И дети понимали, что с классным руководителем можно по-доброму поговорить, мол, да погорячились. Это все-таки мальчики. Найдя общий язык, можно разойтись.
— А проблема буллинга? Она не острее в чисто мужской среде?
— Я бы так не сказал. Все же когда нет девочек, между ребятами есть какое-то единство, формируется братство. Да, бывают подколы, троллинг, но не слишком злой, так как нет соревновательного момента перед девушками, нет нужды покрасоваться… Да, порой мальчики самоутверждаются за счет буллинга, но тут если иерархия и выстраивается, то она не сопровождается издевательствами. В наше время особо такого не случалось. У меня был класс, который я выпустил, и за пять лет был только один случай, когда мальчик в 11-м классе подрался с учеником из другого класса. Между собой же, в классе, конфликтов вообще не было, хотя они и жили вместе, а потому может быть еще больше причин для конфликтов. Когда я сам учился, буллинг был, да. Сейчас — нет.

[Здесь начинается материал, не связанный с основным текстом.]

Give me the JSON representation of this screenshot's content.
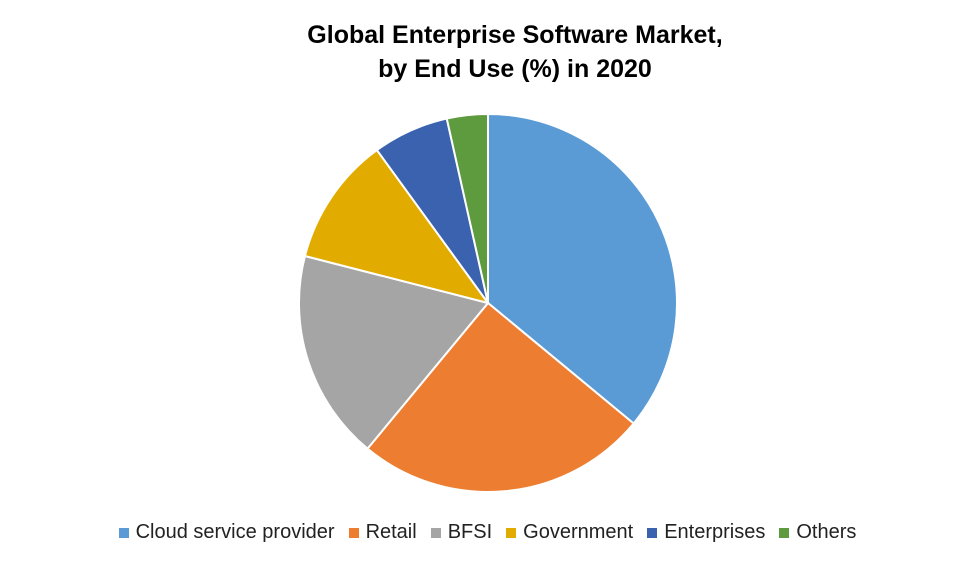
{
  "chart_data": {
    "type": "pie",
    "title": "Global Enterprise Software Market, by End Use (%) in 2020",
    "title_lines": [
      "Global Enterprise Software Market,",
      "by End Use (%) in 2020"
    ],
    "slices": [
      {
        "label": "Cloud service provider",
        "value": 36,
        "color": "#5B9BD5"
      },
      {
        "label": "Retail",
        "value": 25,
        "color": "#ED7D31"
      },
      {
        "label": "BFSI",
        "value": 18,
        "color": "#A5A5A5"
      },
      {
        "label": "Government",
        "value": 11,
        "color": "#E2AB00"
      },
      {
        "label": "Enterprises",
        "value": 6.5,
        "color": "#3A62AE"
      },
      {
        "label": "Others",
        "value": 3.5,
        "color": "#5E9A3E"
      }
    ],
    "legend_position": "bottom",
    "data_labels": false
  }
}
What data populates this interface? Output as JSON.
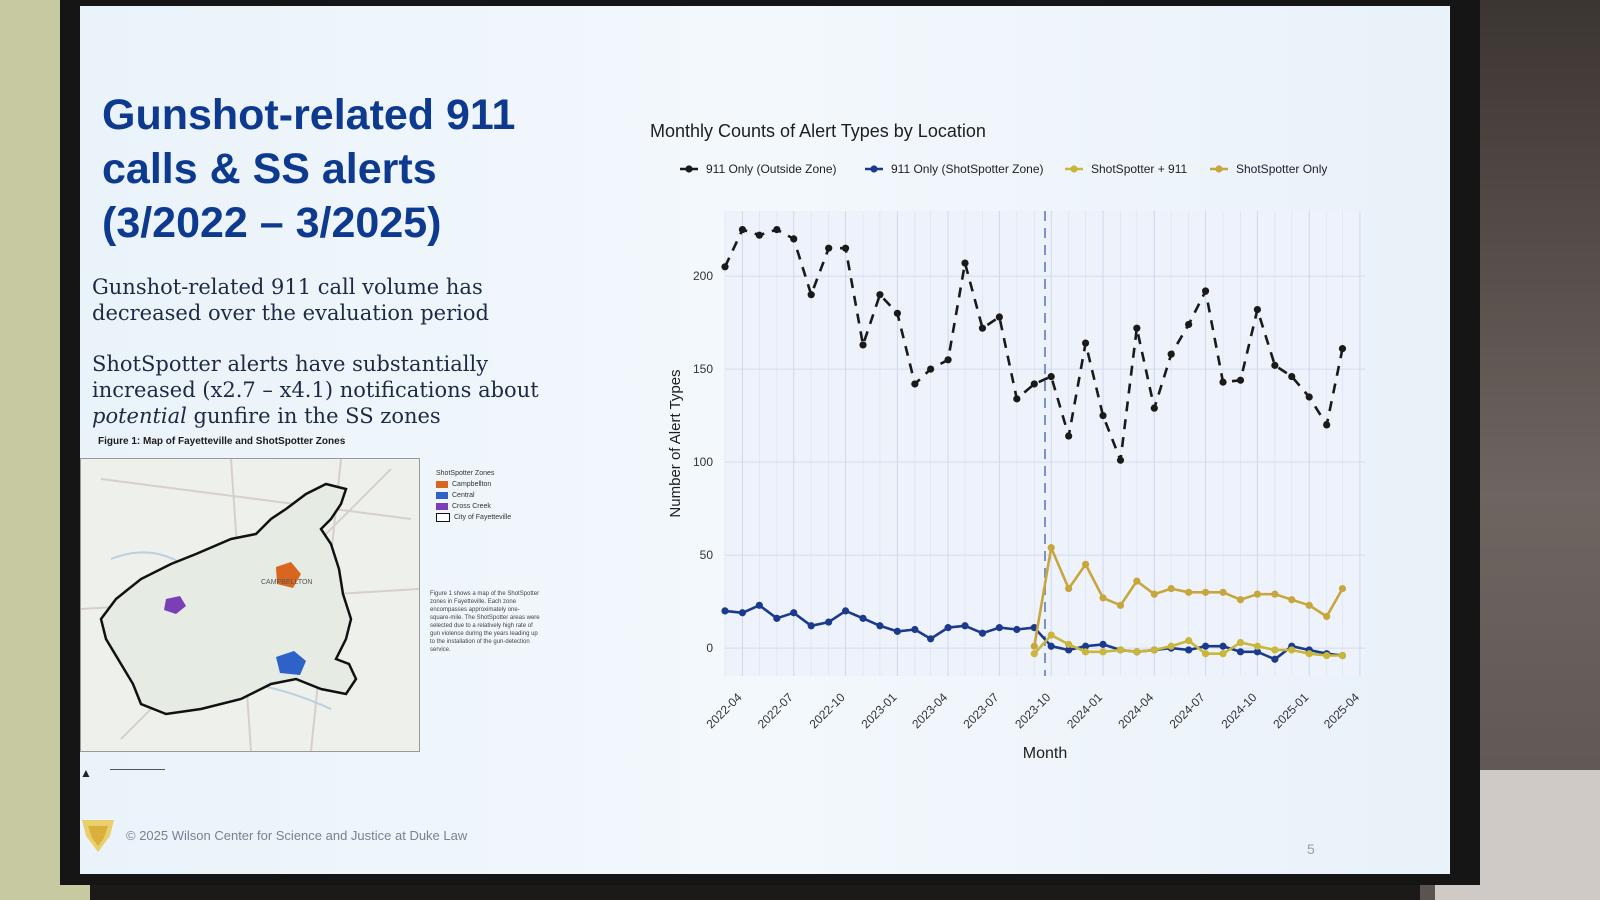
{
  "slide": {
    "title": "Gunshot-related 911\ncalls & SS alerts\n(3/2022 – 3/2025)",
    "bullet1": "Gunshot-related 911 call volume has decreased over the evaluation period",
    "bullet2_part1": "ShotSpotter alerts have substantially increased (x2.7 – x4.1) notifications about ",
    "bullet2_emph": "potential",
    "bullet2_part2": " gunfire in the SS zones",
    "figure_caption": "Figure 1: Map of Fayetteville and ShotSpotter Zones",
    "footer": "© 2025 Wilson Center for Science and Justice at Duke Law",
    "page_number": "5",
    "map": {
      "legend_title": "ShotSpotter Zones",
      "legend_items": [
        {
          "label": "Campbellton",
          "color": "#d9661e"
        },
        {
          "label": "Central",
          "color": "#2f62c8"
        },
        {
          "label": "Cross Creek",
          "color": "#7b3fb5"
        },
        {
          "label": "City of Fayetteville",
          "color": "#ffffff"
        }
      ],
      "area_label": "CAMPBELLTON",
      "note": "Figure 1 shows a map of the ShotSpotter zones in Fayetteville. Each zone encompasses approximately one-square-mile. The ShotSpotter areas were selected due to a relatively high rate of gun violence during the years leading up to the installation of the gun-detection service."
    }
  },
  "chart_data": {
    "type": "line",
    "title": "Monthly Counts of Alert Types by Location",
    "xlabel": "Month",
    "ylabel": "Number of Alert Types",
    "x": [
      "2022-03",
      "2022-04",
      "2022-05",
      "2022-06",
      "2022-07",
      "2022-08",
      "2022-09",
      "2022-10",
      "2022-11",
      "2022-12",
      "2023-01",
      "2023-02",
      "2023-03",
      "2023-04",
      "2023-05",
      "2023-06",
      "2023-07",
      "2023-08",
      "2023-09",
      "2023-10",
      "2023-11",
      "2023-12",
      "2024-01",
      "2024-02",
      "2024-03",
      "2024-04",
      "2024-05",
      "2024-06",
      "2024-07",
      "2024-08",
      "2024-09",
      "2024-10",
      "2024-11",
      "2024-12",
      "2025-01",
      "2025-02",
      "2025-03"
    ],
    "x_tick_labels": [
      "2022-04",
      "2022-07",
      "2022-10",
      "2023-01",
      "2023-04",
      "2023-07",
      "2023-10",
      "2024-01",
      "2024-04",
      "2024-07",
      "2024-10",
      "2025-01",
      "2025-04"
    ],
    "y_ticks": [
      0,
      50,
      100,
      150,
      200
    ],
    "ylim": [
      -15,
      235
    ],
    "event_line_x": "2023-09-20",
    "grid": true,
    "legend_position": "top",
    "series": [
      {
        "name": "911 Only (Outside Zone)",
        "color": "#1a1a1a",
        "dashed": true,
        "values": [
          205,
          225,
          222,
          225,
          220,
          190,
          215,
          215,
          163,
          190,
          180,
          142,
          150,
          155,
          207,
          172,
          178,
          134,
          142,
          146,
          114,
          164,
          125,
          101,
          172,
          129,
          158,
          174,
          192,
          143,
          144,
          182,
          152,
          146,
          135,
          120,
          161
        ]
      },
      {
        "name": "911 Only (ShotSpotter Zone)",
        "color": "#1b3a8c",
        "dashed": false,
        "values": [
          20,
          19,
          23,
          16,
          19,
          12,
          14,
          20,
          16,
          12,
          9,
          10,
          5,
          11,
          12,
          8,
          11,
          10,
          11,
          1,
          -1,
          1,
          2,
          -1,
          -2,
          -1,
          0,
          -1,
          1,
          1,
          -2,
          -2,
          -6,
          1,
          -1,
          -3,
          -4
        ]
      },
      {
        "name": "ShotSpotter + 911",
        "color": "#c9b63a",
        "dashed": false,
        "values": [
          null,
          null,
          null,
          null,
          null,
          null,
          null,
          null,
          null,
          null,
          null,
          null,
          null,
          null,
          null,
          null,
          null,
          null,
          -3,
          7,
          2,
          -2,
          -2,
          -1,
          -2,
          -1,
          1,
          4,
          -3,
          -3,
          3,
          1,
          -1,
          -1,
          -3,
          -4,
          -4
        ]
      },
      {
        "name": "ShotSpotter Only",
        "color": "#c7a73d",
        "dashed": false,
        "values": [
          null,
          null,
          null,
          null,
          null,
          null,
          null,
          null,
          null,
          null,
          null,
          null,
          null,
          null,
          null,
          null,
          null,
          null,
          1,
          54,
          32,
          45,
          27,
          23,
          36,
          29,
          32,
          30,
          30,
          30,
          26,
          29,
          29,
          26,
          23,
          17,
          32
        ]
      }
    ]
  }
}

Кроме того, так как у нас лицей особый и дети одаренные, у нас было модно быть олимпиадником и достигать успехов. Скорее был троллинг детей, которые не могли ничего занять.
— Вы все-таки за то, чтобы существовали такие школы, где учеников разделяли по половому принципу?
— Я вижу в этом целесообразность и замечаю результаты. Ученики, которые у нас выпустились, стали хорошими семьянинами, успешно устроились, поступают в топовые вузы не только нашей страны, но и мира. Об этом говорит также большой ажиотаж при поступлении. В лицее №2 Казани, когда я там работал, каждый год мы открывали 50 мест, а поступали 300–500 человек. То есть все хотят туда поступить, это не только наше желание. В принципе у населения есть такой запрос. Если бы мест было больше, думаю, и поступало бы больше.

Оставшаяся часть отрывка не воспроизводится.